= Maga.Tamizh Prabhagaran =

Tamil Prabhakaran is an Indian Tamil journalist and documentary film maker.

==Career==
===Early career===
He went to War zones of Sri Lanka in 2012. During this time, he was investigated by a group of Sri Lankan Army officials in Elephant pass. After he returned to India, he wrote a series articles titled as 'Pulithadam Thedi'(A Journey of 25 days in bloodstain Lanka) in Junior Vikatan, a leading Tamil magazine.

===Book ===
The series which published on Junior Vikatan, later published as a book. It is a unique first-hand account on post-war situations of Sri Lanka.
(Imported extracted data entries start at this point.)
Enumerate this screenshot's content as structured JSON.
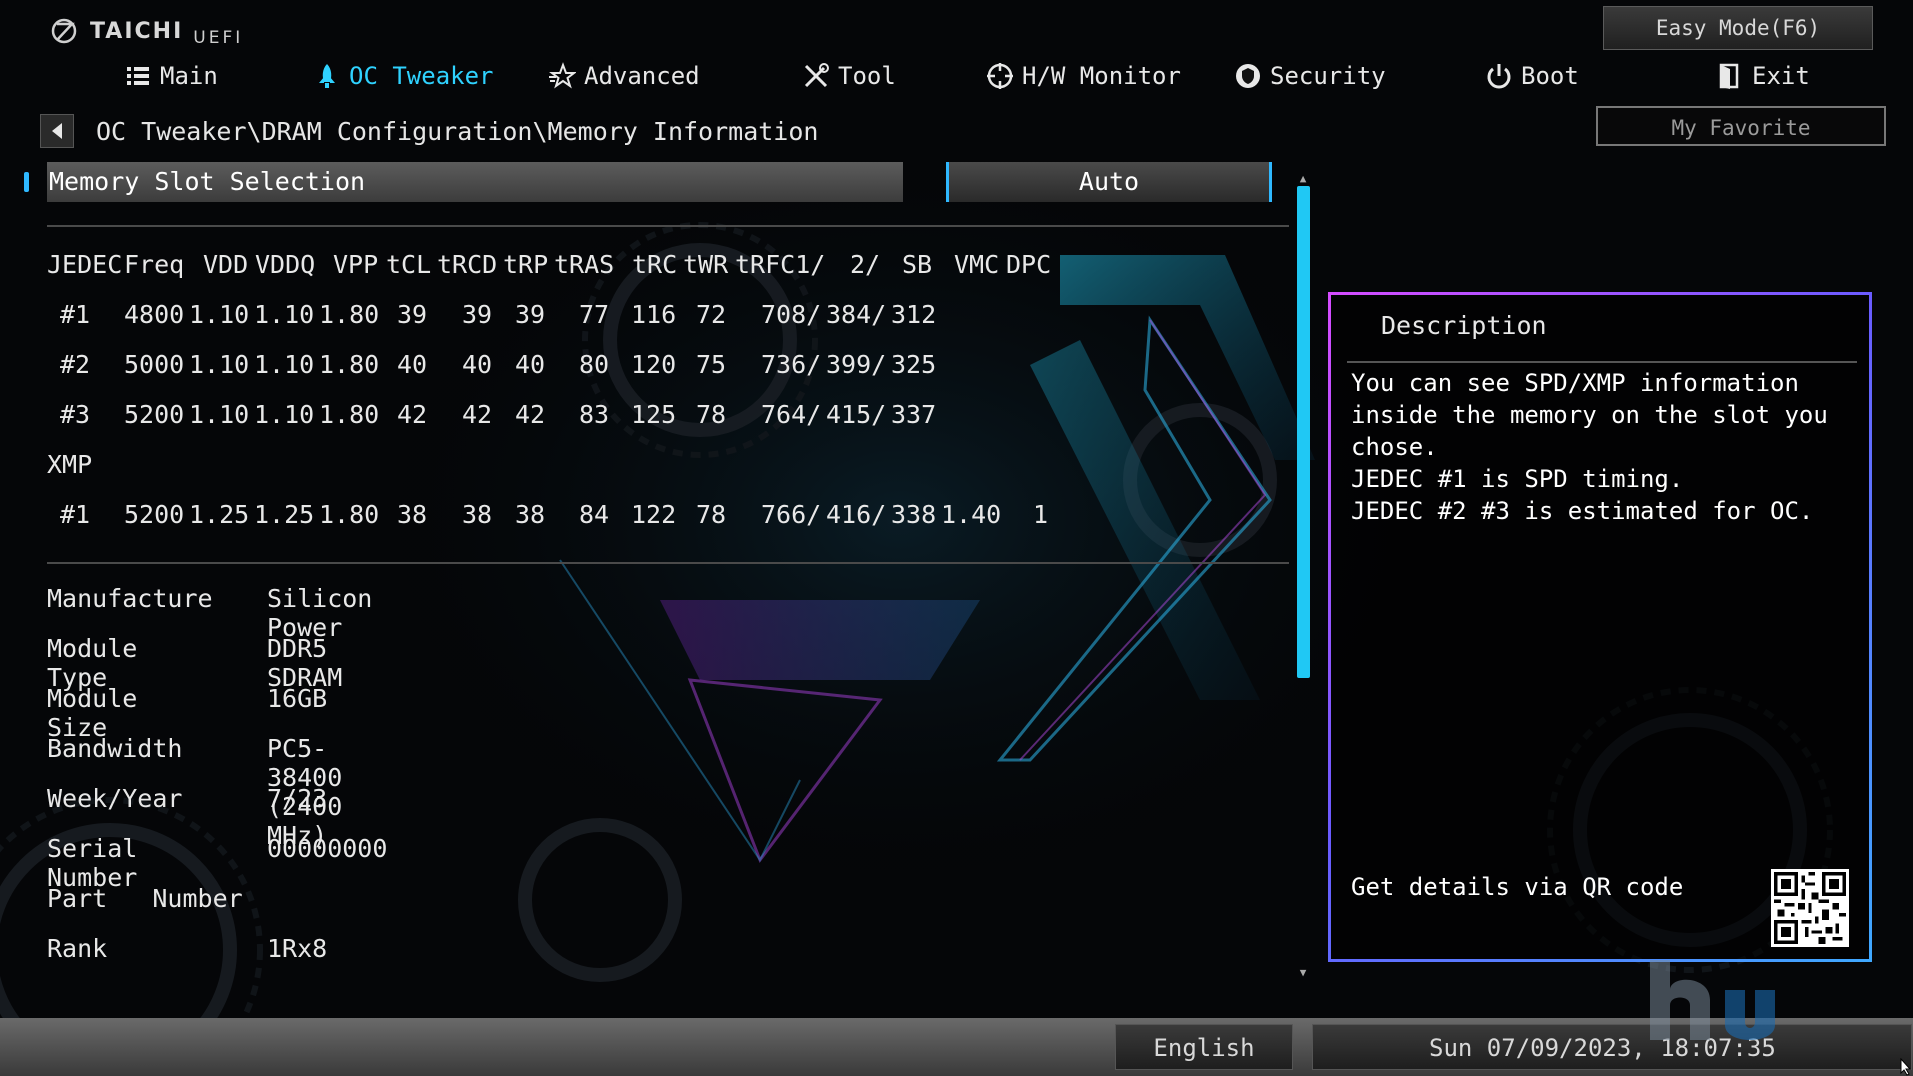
{
  "header": {
    "brand": "TAICHI",
    "uefi": "UEFI",
    "easy_mode": "Easy Mode(F6)",
    "my_favorite": "My Favorite"
  },
  "tabs": [
    {
      "label": "Main",
      "icon": "list-icon"
    },
    {
      "label": "OC Tweaker",
      "icon": "rocket-icon",
      "active": true
    },
    {
      "label": "Advanced",
      "icon": "star-icon"
    },
    {
      "label": "Tool",
      "icon": "tools-icon"
    },
    {
      "label": "H/W Monitor",
      "icon": "crosshair-icon"
    },
    {
      "label": "Security",
      "icon": "shield-icon"
    },
    {
      "label": "Boot",
      "icon": "power-icon"
    },
    {
      "label": "Exit",
      "icon": "exit-icon"
    }
  ],
  "breadcrumb": "OC Tweaker\\DRAM Configuration\\Memory Information",
  "selection": {
    "label": "Memory Slot Selection",
    "value": "Auto"
  },
  "spd": {
    "header": [
      "JEDEC",
      "Freq",
      "VDD",
      "VDDQ",
      "VPP",
      "tCL",
      "tRCD",
      "tRP",
      "tRAS",
      "tRC",
      "tWR",
      "tRFC1/",
      "2/",
      "SB",
      "VMC",
      "DPC"
    ],
    "jedec_rows": [
      [
        "#1",
        "4800",
        "1.10",
        "1.10",
        "1.80",
        "39",
        "39",
        "39",
        "77",
        "116",
        "72",
        "708/",
        "384/",
        "312"
      ],
      [
        "#2",
        "5000",
        "1.10",
        "1.10",
        "1.80",
        "40",
        "40",
        "40",
        "80",
        "120",
        "75",
        "736/",
        "399/",
        "325"
      ],
      [
        "#3",
        "5200",
        "1.10",
        "1.10",
        "1.80",
        "42",
        "42",
        "42",
        "83",
        "125",
        "78",
        "764/",
        "415/",
        "337"
      ]
    ],
    "xmp_label": "XMP",
    "xmp_rows": [
      [
        "#1",
        "5200",
        "1.25",
        "1.25",
        "1.80",
        "38",
        "38",
        "38",
        "84",
        "122",
        "78",
        "766/",
        "416/",
        "338",
        "1.40",
        "1"
      ]
    ]
  },
  "info": [
    {
      "key": "Manufacture",
      "value": "Silicon Power"
    },
    {
      "key": "Module Type",
      "value": "DDR5 SDRAM"
    },
    {
      "key": "Module Size",
      "value": "16GB"
    },
    {
      "key": "Bandwidth",
      "value": "PC5-38400 (2400 MHz)"
    },
    {
      "key": "Week/Year",
      "value": "7/23"
    },
    {
      "key": "Serial Number",
      "value": "00000000"
    },
    {
      "key": "Part   Number",
      "value": ""
    },
    {
      "key": "Rank",
      "value": "1Rx8"
    }
  ],
  "description": {
    "title": "Description",
    "lines": [
      "You can see SPD/XMP information",
      "inside the memory on the slot you",
      "chose.",
      "JEDEC #1 is SPD timing.",
      "JEDEC #2 #3 is estimated for OC."
    ],
    "qr_text": "Get details via QR code"
  },
  "footer": {
    "language": "English",
    "datetime": "Sun 07/09/2023, 18:07:35"
  },
  "colors": {
    "accent": "#2fd2ff",
    "scrollbar": "#20c8f4",
    "panel_border_start": "#d64cff",
    "panel_border_end": "#3fa8ff"
  }
}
===Interview of Irom Sharmila===
In November 2013, he took a case against the Manipur government regarding the arbitrary restrictions to meet Irom Sharmila, who had been on a hunger strike, protesting against the Armed Forces (Special Powers) Act, 1958 for about 13 years. After twenty days of legal battle, he finally met Sharmila. The Manipur High Court passed an order directing the authorities concerned to grant him permission to meet Sharmila, according to Assam Jail Manual which is also applicable to Manipur.

===Arrest in Sri Lanka===
In December 2013, he went to Sri Lanka second time. On his fifth day of visit (25 December 2013), he was arrested by Sri Lankan Army. After he was detained for three days in Colombo by Terrorist Investigation Department. During his arrest, Tamil Nadu was shock, and gave voice for his release. New York based Journalist group 'Committee to Protect Journalists' also condemned his arrest. Dravida Munnetra Kazhagam leader Kalaignar Karunanidhi, Marumalarchi Dravida Munnetra Kazhagam leader Vaiko, Viduthalai Chiruthaigal Katchi leader Thol.Thirumavalavan, PMK leader Ramadoss, May17 movement Thirumuruan Gandhi and various Tamil Media associations also demand his immediate release from Sri Lankan Army custody. On 28 December 2013, he was released and deported to India.,

===Works===
- Directed This Land Belongs to the Army, a documentary film. This film also exposes the Sri Lankan government's policy of Sinhalisation and system land grabbing of Sri Lankan forces. It also features new testimonies from Tamil genocide victims and an exclusive interview with a Sri Lankan Army officer, who confesses to the indiscriminate use of chemical and heavy weapons against the Tamils in 2009.
- Directed Manipur: The Land of Tears, a television documentary.